Streit und Dialog: Li Junhua und Bärbel KoflerBild: DW/V. Witting

Der Abschluss des zweitägigen 14. Deutsch-Chinesischen Menschenrechtsdialogs zeigt aber auch, wo sich beide Seiten einig sind: Ohne Dialog geht es nicht voran.

Ausflug in Flüchtlingsheime

Die SPD-Politikerin Kofler hat Li am ersten Tag seiner Visite mit in ihren Wahlkreis genommen, ins bayerische Traunstein. Gemeinsam haben sie sich dort ein Bild von der Flüchtlingsunterbringung, der praktischen Flüchtlingspolitik in Deutschland gemacht. Li Junhua hat augenscheinlich beeindruckt, wie offen hier die Beteiligten über alle Fragen sprechen - was also Zivilgesellschaft in der Praxis heißen kann.

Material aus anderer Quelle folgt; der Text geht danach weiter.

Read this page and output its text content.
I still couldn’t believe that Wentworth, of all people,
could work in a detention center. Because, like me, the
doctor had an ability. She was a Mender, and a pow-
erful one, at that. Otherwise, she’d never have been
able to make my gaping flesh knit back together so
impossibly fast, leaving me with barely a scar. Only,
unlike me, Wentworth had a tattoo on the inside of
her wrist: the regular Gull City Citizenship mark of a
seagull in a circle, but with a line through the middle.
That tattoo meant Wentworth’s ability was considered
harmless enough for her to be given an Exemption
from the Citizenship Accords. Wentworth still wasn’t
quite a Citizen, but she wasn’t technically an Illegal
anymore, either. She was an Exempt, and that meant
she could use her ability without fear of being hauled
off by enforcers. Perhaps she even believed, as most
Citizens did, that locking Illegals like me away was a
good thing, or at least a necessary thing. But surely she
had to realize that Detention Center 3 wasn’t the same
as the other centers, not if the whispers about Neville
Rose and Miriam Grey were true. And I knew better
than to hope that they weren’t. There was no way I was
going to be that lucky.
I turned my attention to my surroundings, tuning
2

In der Pressekonferenz war ihm dann aber wichtiger, über die Menschenrechtslage und den Fremdenhass in Deutschland zu sprechen. Auf eine Frage der Deutschen Welle reagierte Li Junhua erbost: Wenn die deutsche Seite immer nur Einzelfälle anspräche, dann empfinde er das als "Einmischung in die inneren Angelegenheiten Chinas".

Einladung ins Gefängnis

Der deutsch-chinesische Dialog lebt, wenn auch sehr kontrovers. Die Idee dazu hatte Ex-Kanzler Gerhard Schröder. Die jährlichen Treffen sind Teil des seit 2000 stattfindenden Rechtstaatsdialogs beider Länder. Deutschland möchte so langfristig auch dazu beitragen, dass Chinas die Menschenrechte einhält und diesen Prozess kritisch begleiten. Der energische Li Junhua will sich dabei nicht bevormunden lassen und stellt klar: "Zwischen Deutschland und China gibt es keine Beziehung wie zwischen Lehrern und Schülern."

Ob die deutsche Menschenrechtsbeauftragte dieses Gefängnis sehen darf? Das No. 1 Detention Center in PekingBild: picture-alliance/dpa

Für das kommende Jahr hat Li seine Kollegin Kofler zum 15. Deutsch-Chinesischen Menschenrechtsdialog in die Volksrepublik eingeladen. Und vielleicht darf sie dann sogar ein Gefängnis besuchen - das hat Li ihr angeboten. Die Menschenrechtsorganisation Amnesty International kritisiert schon seit langem, dass dort schikaniert und gefoltert werde. Verdächtige würden geschlagen, mit Schlafentzug gequält, Nahrung, Wasser und Medikamente würden ihnen oft verweigert - das alles ein Verstoß gegen die UN-Folter-Konvention.

Ob Bärbel Kofler in solche Gefängnisse geführt wird, darf bezweifelt werden. Aber den Dialog abreißen lassen, das wollen - trotz allen Streits - beide Seiten nicht.